Finance Minister Jeroen Dijsselbloem will discuss the matter at a cabinet meeting and then send a letter to lawmakers detailing the plans for ABN, which parliament must then debate and approve.
ABN's listing could be the largest listing ever in Amsterdam - last week the bank reported a book value of 15.6 billion euros (S$23.17 billion) at the end of a strong first quarter.
Mr Dijsselbloem may disclose when the government plans the listing, how much the state will seek to sell initially and any protective measures to prevent a hostile takeover.
Analyst expect a listing in September or October and that the initial float will be around 20 per cent.
Dutch newspaper Het Financieele Dagblad reported on Friday that the bank will receive "the strongest possible" form of protections, citing sources at the ministry and bank.
A preliminary list of major investment banks seeking to help coordinate the listing has already been vetted, though Dijsselbloem has said when awarding final contracts he will seek to limit fees to about half of normal for the high-prestige job.
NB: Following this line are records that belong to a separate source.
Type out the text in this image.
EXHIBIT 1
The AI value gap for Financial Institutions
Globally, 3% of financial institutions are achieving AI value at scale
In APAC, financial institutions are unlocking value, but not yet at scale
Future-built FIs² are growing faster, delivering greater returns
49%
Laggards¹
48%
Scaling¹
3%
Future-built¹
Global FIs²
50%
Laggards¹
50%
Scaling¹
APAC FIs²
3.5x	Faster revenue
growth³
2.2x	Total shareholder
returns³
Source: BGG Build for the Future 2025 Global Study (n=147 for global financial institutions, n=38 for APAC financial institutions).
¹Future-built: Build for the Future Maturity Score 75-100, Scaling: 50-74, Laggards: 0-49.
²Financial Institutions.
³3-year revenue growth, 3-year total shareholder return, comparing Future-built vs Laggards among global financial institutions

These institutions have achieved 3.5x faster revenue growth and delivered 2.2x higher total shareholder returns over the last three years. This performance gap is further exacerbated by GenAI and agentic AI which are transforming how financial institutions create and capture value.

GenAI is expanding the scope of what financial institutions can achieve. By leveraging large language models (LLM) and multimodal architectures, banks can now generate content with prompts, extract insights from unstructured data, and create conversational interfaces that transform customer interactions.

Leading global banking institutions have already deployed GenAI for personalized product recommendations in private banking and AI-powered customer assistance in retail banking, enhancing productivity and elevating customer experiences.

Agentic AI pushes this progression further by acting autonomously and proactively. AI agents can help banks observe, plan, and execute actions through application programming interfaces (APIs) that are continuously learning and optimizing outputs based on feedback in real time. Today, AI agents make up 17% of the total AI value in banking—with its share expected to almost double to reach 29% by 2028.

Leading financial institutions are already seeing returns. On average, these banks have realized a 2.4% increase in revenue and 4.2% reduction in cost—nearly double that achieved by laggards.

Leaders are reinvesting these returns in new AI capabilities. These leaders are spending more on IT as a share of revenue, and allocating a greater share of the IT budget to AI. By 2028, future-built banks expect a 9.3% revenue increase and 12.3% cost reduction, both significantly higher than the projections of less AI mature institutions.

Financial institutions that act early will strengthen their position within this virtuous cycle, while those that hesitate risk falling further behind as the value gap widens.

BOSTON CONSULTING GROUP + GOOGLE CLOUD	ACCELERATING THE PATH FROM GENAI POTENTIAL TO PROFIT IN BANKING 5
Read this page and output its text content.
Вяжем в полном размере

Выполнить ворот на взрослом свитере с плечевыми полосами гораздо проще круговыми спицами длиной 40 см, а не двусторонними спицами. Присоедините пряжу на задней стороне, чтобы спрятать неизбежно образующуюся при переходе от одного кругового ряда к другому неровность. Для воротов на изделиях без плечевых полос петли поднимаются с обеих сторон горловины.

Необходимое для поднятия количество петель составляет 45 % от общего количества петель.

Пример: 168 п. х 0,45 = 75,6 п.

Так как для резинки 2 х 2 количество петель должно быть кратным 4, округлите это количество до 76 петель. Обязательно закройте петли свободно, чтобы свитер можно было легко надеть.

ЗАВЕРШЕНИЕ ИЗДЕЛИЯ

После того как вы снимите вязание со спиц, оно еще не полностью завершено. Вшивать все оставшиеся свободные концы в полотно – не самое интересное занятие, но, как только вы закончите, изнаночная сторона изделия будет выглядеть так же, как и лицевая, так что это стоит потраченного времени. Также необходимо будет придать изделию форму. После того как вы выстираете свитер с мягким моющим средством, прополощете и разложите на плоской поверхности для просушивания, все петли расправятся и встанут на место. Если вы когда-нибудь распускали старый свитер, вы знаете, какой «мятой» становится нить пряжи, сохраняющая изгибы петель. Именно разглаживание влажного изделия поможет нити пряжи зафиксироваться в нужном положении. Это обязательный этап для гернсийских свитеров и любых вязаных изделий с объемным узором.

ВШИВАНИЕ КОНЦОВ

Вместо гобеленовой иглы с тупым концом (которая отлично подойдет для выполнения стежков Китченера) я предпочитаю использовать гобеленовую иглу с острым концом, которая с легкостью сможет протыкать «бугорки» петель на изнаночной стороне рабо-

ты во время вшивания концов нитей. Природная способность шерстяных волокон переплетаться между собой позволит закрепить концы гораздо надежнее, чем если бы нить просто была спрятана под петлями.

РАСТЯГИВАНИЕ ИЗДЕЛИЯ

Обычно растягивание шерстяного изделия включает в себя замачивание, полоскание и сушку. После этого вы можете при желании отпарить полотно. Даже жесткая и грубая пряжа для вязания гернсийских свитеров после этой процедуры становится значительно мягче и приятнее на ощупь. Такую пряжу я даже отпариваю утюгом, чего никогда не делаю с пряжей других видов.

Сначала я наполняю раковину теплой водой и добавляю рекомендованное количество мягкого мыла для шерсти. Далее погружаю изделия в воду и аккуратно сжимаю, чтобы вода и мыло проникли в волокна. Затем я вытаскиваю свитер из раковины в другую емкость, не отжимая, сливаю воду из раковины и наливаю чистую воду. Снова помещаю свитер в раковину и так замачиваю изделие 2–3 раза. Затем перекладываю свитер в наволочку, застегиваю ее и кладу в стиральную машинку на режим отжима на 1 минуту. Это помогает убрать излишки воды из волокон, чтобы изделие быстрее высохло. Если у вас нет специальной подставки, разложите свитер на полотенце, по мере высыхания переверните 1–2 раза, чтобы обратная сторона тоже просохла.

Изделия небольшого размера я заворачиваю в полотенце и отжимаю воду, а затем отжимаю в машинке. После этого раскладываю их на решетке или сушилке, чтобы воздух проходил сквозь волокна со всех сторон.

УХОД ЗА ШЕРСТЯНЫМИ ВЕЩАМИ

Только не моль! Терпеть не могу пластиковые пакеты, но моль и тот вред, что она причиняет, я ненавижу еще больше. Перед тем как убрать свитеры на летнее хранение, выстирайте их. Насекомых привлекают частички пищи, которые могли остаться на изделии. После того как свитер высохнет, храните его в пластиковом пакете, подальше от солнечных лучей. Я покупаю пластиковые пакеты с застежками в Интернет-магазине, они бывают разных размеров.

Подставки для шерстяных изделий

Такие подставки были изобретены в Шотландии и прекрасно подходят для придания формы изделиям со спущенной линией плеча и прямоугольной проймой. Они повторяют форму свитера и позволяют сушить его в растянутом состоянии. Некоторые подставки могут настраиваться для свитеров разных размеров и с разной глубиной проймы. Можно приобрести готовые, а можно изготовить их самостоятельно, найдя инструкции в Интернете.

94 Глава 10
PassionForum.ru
ABN Amro's risk profile has been improved since its rescue, as it shed operations, cut staff, refocused its business on the Dutch market and on global private banking, and raised its capital ratios.
ABN Amro is expected to brand itself in its new incarnation as a conservative bank with a reliable dividend. It is one of three major Dutch-based banks, with roots going back to 1824.
In October 2007, it was a global player and was taken over in a hostile 71 billion euro deal.
The buyers, Royal Bank of Scotland, Santander , and the now defunct Fortis Group, each wanted a slice of ABN, but they paid up to win a takeover battle with Barclays - and the timing proved disastrous.
The Netherlands nationalised the bulk of ABN on Oct 3, 2008, together with the Dutch operations of Fortis, as they hurtled toward an insolvency that had the potential to cripple the country's financial system. RBS was rescued by the British state 10 days later.
According to figures published by the Netherlands' Court of Audit, the Fortis-ABN nationalisation cost the government 24 billion euros.
ABN has remained among the global top 10 in private banking, and ING and Rabobank are now its only major competitors on the highly concentrated Dutch retail and commercial banking markets.